Jason condujo el corto trayecto que separaba la comisaría de Louisburg Square tratando de borrar de su mente la imagen de las criaturas prematuramente envejecidas del instituto. No quería pensar en Hayes y su descubrimiento hasta haber hablado con Curran.
Cuando llegó a su edificio, rodeó varias veces la manzana para asegurarse de que nadie lo vigilaba. Por último, después de convencerse de que el guardia del instituto ni siquiera había mirado su tarjeta y, por consiguiente, ignoraba su identidad, aparcó, subió el equipaje a su apartamento y encendió las luces. Observó aliviado que el lugar estaba exactamente como lo había dejado. A continuación miró hacia la plaza por la ventana: todo parecía estar tranquilo.

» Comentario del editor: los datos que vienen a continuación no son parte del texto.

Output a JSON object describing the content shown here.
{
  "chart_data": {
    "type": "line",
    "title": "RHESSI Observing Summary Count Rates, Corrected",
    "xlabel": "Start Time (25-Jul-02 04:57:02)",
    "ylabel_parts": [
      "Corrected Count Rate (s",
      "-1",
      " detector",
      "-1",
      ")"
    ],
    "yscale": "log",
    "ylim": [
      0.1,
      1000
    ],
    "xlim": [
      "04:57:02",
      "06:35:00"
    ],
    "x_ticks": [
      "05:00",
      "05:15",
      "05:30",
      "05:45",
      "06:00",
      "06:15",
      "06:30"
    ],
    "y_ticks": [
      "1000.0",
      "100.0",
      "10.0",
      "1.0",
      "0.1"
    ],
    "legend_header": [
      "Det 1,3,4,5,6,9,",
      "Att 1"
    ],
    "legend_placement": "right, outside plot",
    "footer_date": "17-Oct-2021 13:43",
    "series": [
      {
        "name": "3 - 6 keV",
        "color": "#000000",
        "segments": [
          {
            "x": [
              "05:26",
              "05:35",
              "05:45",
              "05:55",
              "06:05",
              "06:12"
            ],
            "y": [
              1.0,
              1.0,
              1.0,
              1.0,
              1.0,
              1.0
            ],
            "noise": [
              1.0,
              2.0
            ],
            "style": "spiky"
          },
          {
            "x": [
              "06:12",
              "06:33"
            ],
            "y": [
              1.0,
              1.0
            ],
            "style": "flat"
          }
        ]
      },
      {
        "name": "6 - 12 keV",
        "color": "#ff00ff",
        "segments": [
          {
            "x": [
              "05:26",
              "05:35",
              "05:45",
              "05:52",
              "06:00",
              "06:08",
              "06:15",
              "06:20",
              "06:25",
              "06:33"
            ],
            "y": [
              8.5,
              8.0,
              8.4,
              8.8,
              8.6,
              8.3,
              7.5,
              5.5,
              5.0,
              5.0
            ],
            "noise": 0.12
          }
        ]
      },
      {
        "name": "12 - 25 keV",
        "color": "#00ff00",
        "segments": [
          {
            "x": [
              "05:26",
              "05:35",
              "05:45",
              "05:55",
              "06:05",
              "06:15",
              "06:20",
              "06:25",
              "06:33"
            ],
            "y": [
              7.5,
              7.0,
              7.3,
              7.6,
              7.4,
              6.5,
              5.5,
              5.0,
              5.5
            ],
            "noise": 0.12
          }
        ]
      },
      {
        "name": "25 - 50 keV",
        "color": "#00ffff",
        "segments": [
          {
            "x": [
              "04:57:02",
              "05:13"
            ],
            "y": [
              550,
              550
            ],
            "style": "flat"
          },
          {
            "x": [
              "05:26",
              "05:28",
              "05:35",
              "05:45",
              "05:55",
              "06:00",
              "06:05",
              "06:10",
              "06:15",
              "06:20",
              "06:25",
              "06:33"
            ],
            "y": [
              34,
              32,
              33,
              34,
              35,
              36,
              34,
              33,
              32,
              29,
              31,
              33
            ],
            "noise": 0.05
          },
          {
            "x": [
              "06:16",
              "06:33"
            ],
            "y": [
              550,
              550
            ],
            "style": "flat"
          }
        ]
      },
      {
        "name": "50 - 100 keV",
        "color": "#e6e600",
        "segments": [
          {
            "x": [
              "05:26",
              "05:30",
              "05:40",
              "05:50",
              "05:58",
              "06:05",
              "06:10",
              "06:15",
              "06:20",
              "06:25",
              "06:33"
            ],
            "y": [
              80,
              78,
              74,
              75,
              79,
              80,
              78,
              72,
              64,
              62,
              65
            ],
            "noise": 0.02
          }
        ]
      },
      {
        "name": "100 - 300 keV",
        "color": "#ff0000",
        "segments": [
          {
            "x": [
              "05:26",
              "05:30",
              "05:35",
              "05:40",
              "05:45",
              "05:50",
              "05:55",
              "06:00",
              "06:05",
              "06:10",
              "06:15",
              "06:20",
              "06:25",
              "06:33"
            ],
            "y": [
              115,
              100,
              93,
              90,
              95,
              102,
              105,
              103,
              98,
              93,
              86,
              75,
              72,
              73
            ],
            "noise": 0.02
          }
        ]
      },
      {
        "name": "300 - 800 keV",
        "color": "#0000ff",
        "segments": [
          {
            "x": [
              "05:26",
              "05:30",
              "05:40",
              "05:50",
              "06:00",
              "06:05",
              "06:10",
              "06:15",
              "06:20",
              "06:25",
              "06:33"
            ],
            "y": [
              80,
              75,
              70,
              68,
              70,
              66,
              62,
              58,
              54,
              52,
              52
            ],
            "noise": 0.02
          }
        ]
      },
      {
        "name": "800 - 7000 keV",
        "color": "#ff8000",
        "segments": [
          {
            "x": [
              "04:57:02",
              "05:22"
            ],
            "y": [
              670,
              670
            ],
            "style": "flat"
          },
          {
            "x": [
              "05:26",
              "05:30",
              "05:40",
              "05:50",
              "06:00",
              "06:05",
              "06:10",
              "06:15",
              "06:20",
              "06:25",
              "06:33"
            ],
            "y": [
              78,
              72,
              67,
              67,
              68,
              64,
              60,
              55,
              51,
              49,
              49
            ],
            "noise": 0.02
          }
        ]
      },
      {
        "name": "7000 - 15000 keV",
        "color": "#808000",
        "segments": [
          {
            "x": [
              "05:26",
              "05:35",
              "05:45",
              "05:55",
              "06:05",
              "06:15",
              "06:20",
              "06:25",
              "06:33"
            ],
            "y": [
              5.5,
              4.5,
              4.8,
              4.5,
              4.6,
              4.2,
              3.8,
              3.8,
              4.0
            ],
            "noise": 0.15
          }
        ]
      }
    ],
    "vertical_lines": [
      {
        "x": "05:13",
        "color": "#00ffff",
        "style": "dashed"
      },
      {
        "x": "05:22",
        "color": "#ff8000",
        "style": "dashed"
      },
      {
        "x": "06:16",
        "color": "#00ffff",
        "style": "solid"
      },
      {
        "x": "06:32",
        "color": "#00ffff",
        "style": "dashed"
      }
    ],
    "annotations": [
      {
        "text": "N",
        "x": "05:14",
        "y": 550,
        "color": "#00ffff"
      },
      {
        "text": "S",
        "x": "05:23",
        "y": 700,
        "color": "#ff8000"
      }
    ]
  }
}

Estaba a punto de ducharse cuando recordó que además del detective, había otra persona con quien debía hablar. Marcó el número de Shirley, quien contestó a la octava llamada. Jason oyó voces de fondo.
—¡Jason! —exclamó ella—. ¿Cuándo has regresado de tus vacaciones?
—Esta noche.
—¿Te ocurre algo? —preguntó ella, detectando el cansancio y la preocupación en su voz.
—Hay problemas serios. Creo haber averiguado no sólo en qué consiste el descubrimiento de Hayes, sino también de qué manera ha sido utilizado. El PBS está implicado.
—Cuéntame todo.
—No por teléfono.
—Entonces ven aquí enseguida. Tengo visitas, pero las ingeniaré para librarme de ellas.
—Estoy esperando hablar con Curran, de Homicidios.
—Bien… ¿ya te has puesto en contacto con él?
—No. Ha salido para atender un caso, pero me llamará en cualquier momento.
—Entonces iré yo a tu apartamento. Me has dado un buen susto.
—Bienvenida al club —dijo Jason tras una carcajada de amargura—. Más vale que vengas. Creo que deberías estar presente cuando hable con Curran.
—Voy para allá.
—Ah, otra cosa. ¿Recuerdas quién es el director médico del Instituto Hartford?
—Creo que el doctor Peterson —contestó Shirley—. Mañana lo comprobaré.
—¿Peterson tuvo algo que ver con los estudios clínicos de Hayes? —preguntó Jason, recordando de pronto que Peterson era el médico que había realizado el chequeo a Hayes.
—Creo que sí. ¿Es importante?
—No estoy seguro —respondió Jason—. Ven cuanto antes. Curran llamará en cualquier momento.
Jason colgó y, cuando se disponía a ducharse, cayó en la cuenta de que también Carol podía correr peligro. Descolgó el auricular y marcó su número.
—Quería asegurarme de que estabas en casa —dijo en cuanto ella contestó—. No bromeo. No abras si alguien llama a tu puerta. Y no salgas.
—¿Y ahora qué sucede?
—La conspiración Hayes es mucho peor de lo que puedas sospechar.
—Pareces muy ansioso, Jason.
Este sonrió a su pesar. A veces Carol actuaba como un psiquiatra.
—No estoy ansioso, sino muerto de miedo. Dentro de poco hablaré con la policía.
—¿Me explicarás entonces qué ocurre?
—Te lo prometo.
Jason cortó la comunicación y finalmente entró en el cuarto de baño y abrió el grifo de la ducha.